Quando Gustavo Bebianno foi demitido da Secretaria Geral da Presidência com apenas 48 dias do governo de Jair Bolsonaro, criou-se a primeira grande crise no novo governo. Ele deixou o cargo depois de ter sido chamado de “mentiroso” por Carlos Bolsonaro, o filho do meio do presidente. Por essa e por outras, uma pesquisa divulgada na quarta-feira 20 pelo Instituto Ibope mostra que Bolsonaro segue correndo atrás de recordes negativos. O levantamento do Ibope aponta Bolsonaro como o presidente com a pior popularidade nos primeiros três meses de governo. Com um indicativo ainda mais preocupante: a popularidade só despenca.

E esse derretimento se deve justamente à impressionante capacidade que o novo governo tem de produzir suas próprias trapalhadas. A que envolveu Bebianno é um exemplo evidente. Em três meses de governo, o brasileiro viu o partido de Bolsonaro envolver-se em uma enxurrada de denúncias de uso de laranjas na campanha. Algumas delas tendo como protagonista o próprio filho do presidente, o senador Flávio Bolsonaro (PSL-RJ).
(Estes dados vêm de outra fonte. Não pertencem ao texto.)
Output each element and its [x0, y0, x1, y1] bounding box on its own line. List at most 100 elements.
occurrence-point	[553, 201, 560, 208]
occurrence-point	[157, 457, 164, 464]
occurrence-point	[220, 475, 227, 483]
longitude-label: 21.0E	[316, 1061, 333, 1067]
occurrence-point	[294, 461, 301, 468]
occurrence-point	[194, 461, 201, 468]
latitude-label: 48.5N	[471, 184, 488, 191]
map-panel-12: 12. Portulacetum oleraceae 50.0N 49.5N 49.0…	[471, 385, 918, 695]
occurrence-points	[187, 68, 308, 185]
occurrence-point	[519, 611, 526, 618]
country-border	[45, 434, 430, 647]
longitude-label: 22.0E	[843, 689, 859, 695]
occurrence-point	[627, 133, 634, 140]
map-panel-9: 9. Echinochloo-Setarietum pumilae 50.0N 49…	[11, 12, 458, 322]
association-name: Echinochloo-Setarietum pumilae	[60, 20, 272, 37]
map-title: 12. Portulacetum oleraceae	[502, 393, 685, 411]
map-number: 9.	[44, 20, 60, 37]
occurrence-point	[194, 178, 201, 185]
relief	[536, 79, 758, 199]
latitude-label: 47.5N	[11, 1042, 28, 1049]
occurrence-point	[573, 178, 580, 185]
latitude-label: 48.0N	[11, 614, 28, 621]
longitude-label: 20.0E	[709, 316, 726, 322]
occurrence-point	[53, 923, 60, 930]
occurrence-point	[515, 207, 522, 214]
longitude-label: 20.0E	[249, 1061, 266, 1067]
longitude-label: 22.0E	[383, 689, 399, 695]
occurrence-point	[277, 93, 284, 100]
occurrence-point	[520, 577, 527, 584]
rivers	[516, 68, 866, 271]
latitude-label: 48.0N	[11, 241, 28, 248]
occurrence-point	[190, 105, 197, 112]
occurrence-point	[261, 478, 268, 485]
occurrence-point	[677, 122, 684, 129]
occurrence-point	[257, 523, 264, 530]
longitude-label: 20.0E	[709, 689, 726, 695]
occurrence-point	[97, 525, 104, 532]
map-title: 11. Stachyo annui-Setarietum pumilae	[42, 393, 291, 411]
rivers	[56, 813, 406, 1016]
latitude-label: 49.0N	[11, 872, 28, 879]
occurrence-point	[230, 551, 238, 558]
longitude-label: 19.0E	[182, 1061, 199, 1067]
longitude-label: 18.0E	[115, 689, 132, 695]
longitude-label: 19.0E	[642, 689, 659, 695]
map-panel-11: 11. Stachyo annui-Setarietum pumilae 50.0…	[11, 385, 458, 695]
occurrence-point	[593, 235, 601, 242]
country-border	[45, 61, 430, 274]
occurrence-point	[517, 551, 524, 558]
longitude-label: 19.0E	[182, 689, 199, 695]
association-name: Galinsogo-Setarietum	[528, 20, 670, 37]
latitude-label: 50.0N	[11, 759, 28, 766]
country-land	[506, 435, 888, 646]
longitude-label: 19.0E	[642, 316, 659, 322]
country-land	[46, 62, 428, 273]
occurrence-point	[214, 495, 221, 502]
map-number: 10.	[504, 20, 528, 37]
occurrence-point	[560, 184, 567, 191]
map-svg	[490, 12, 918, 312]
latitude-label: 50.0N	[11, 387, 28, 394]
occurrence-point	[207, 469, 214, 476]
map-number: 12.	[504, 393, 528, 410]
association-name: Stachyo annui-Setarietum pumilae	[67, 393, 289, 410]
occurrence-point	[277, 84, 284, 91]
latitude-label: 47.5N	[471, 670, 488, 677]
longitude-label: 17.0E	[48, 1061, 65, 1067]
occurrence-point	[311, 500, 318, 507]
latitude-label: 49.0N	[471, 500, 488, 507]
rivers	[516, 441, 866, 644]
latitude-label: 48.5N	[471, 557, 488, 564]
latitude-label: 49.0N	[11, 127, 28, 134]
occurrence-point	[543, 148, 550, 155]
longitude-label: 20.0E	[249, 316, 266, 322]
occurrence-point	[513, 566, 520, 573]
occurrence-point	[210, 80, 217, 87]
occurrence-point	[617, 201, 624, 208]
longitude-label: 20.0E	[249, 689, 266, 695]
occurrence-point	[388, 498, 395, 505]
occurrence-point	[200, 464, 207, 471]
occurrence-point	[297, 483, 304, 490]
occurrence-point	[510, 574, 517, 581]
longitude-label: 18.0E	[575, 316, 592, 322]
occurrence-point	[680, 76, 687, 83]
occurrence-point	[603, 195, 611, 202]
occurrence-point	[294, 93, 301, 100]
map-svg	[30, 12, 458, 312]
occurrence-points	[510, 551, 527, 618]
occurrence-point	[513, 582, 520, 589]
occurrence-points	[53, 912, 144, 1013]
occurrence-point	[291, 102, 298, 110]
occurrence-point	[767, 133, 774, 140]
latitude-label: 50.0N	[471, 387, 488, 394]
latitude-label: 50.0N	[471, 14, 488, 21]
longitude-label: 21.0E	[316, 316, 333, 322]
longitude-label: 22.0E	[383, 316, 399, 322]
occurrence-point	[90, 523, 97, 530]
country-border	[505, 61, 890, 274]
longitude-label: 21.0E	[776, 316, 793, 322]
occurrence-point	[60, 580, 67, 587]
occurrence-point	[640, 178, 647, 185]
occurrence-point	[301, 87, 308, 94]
O próprio presidente também constrangeu o país ao divulgar, em pleno carnaval, um vídeo pornográfico no seu perfil nas redes sociais. Gerando uma crise atrás da outra, ele foi perdendo apoio popular.

Perda de apoio
A pesquisa do Ibope mostra que a popularidade de Bolsonaro é uma preocupante linha descendente. Em janeiro, 49% dos brasileiros consideravam seu governo ótimo ou bom. Em fevereiro, a queda já tinha sido de dez pontos percentuais: eram 39%. Agora, são apenas 34% os que o consideram bom ou ótimo. A mesma linha descendente se aplica ao grau de confiança no próprio presidente: era de 62% em janeiro; despencou para 55% em fevereiro; e agora já é menos da metade o percentual de brasileiros que confiam em Bolsonaro, 49%. E hoje desconfiam de Bolsonaro 44% dos brasileiros. Eram 30% em janeiro, 38% em fevereiro.

Em função disso, até a credibilidade do governo também ficou abalada. A agenda de reformas que Bolsonaro tenta aprovar no Congresso patina de forma preocupante. Como a popularidade do presidente só diminui, a tendência do Congresso em emprestar apoio a reformas que são polêmicas e podem provocar desgaste só diminui. “Por mais que seja necessária, a reforma da Previdência não é exatamente uma pauta popular”, avalia Murilo Hidalgo, do Instituto Paraná Pesquisas.

Comparados a todos os demais presidentes eleitos após três meses do primeiro mandato, os números de Bolsonaro mostram ainda mais como sua situação é preocupante. Em março de 1995, Fernando Henrique Cardoso tinha 41% de avaliação ótima ou boa. Em março de 2003, o percentual de Lula era de 51%. Em março de 2011, Dilma Rousseff tinha 56%. Bolsonaro tem somente 34%.

A diretora do Ibope, Márcia Cavallari, que realizou a pesquisa, reforça a impressão de que a tendência é de que os percentuais de popularidade de Bolsonaro venham a piorar ainda mais. “A curva é perigosa”, disse ela. Para Márcia, o processo de eleição do presidente provocou um grau muito alto de expectativa de mudança na sociedade. “Como as coisas não mudam rapidamente, há um sentimento de frustração”.

Certamente nada ajuda Bolsonaro quando ele pergunta a seus seguidores o que é “golden shower”. Ou o guru do presidente, Olavo de Carvalho, chama o vice-presidente Hamilton Mourão de “idiota”. O governo Bolsonaro vem morrendo pela boca.